To be a successful tax-deferred exchange, certain criteria must be met for the real estate to be like-kind. Basically these are:

  • Both properties must be in the United States.
  • The Relinquished Property currently must be used by the exchangor for investment, business, rental or production of income.
  • The Exchangor must hold the new Replacement Property for investment, business, rental or production of income.
  • The Replacement Property must be identified within 45 days.
  • The Replacement Property must be received within 180 days (or the federal tax due date, including extension, if earlier).

What Properties Do NOT Qualify for a Like-Kind Exchange?

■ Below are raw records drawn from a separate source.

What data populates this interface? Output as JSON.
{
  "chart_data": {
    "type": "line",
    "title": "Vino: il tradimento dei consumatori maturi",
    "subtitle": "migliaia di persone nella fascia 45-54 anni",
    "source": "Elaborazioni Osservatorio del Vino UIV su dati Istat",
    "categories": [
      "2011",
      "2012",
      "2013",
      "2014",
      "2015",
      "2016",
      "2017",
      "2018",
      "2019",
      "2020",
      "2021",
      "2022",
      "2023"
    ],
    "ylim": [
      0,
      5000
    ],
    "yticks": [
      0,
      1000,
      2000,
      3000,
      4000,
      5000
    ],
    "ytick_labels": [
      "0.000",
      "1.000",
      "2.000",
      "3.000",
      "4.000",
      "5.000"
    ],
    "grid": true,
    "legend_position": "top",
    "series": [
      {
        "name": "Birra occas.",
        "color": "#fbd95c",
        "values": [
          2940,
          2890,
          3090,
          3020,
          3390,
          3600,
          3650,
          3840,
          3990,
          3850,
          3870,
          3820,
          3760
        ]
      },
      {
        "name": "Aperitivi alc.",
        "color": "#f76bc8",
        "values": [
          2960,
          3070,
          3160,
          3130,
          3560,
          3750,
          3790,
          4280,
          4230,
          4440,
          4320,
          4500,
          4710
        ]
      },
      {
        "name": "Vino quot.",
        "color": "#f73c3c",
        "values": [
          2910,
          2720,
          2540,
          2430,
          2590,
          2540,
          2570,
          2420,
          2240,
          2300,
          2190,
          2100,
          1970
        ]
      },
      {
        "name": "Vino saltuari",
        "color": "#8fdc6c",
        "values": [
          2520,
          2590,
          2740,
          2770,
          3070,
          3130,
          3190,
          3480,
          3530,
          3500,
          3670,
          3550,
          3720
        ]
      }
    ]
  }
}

  • Principal Residences do not qualify.  Nor does a property to be immediately converted to a principal residence qualify as a like-kind replacement property.  However, a property which includes both a principal residence and business property may be sold and the appropriate value assigned to the business portion.  A good example is a farm property, that includes both a principal residence and a working farm investment property.
  • Second Home does not qualify A second home does not qualify as an investment property. While a second home may be rented out, if you use it for personal purposes more than 14 days or more than 10% of the days actually rented, whichever is greater, then it is treated as a second home for that tax year. Based on use a vacation property can change from business rental property status to second home status from tax year to tax year.
  • Dealer Property
  • Partnership interests may not be exchanged. Many small investment or business properties are owned by partners. If title to the property is in the name of the partnership (example: “Smith Properties Partnership”), then the entire partnership must do the exchange. Individual partners may not exchange their interest because they have an interest in the partnership, not
    in the real estate.However, if the property is deeded to individuals, as say “tenants-in common,then each partner may exchange their separate interest in the real estate, or pay the tax as they desire. Also, partners may use Section 761 (a) to elect out of the partnership and become eligible to exchange their interest in the property. Investors in a partnership should get tax and legal advice before engaging in an exchange.
  • Reverse Starker exchanges are not covered under Section 1031. A reverse Starker exchange occurs when the replacement property is transferred before ·settlement of the relinquished property. While a replacement property may be placed under contract at any time, it is essential that the exchangor not go to settlement on the replacement
    property until settlement on the relinquished property.In October 2000 the IRS published Revenue Procedure 2000-37, which provides safe harbor procedures for the accommodation of reverse exchanges. See the Fall 2000 edition of .. Exchange News .. for a full explanation.
  • Purchase of the replacement property from a related party should be avoided. However, if the exchanged property is held for two years, direct exchanges between related parties and the transfer of the relinquished property to a related party remain valid transactions.
  • You may exchange a vacation rental property if you are currently holding the property you are selling and will hold the property you are buying for investment, business, rental or production of income. To qualify as a business property you may not use the property for personal use for more than the greater of 14 days or 10 percent of the days actually rented at fair rental value during the· tax year. If you have excessive personal use, then the property will not qualify for an exchange.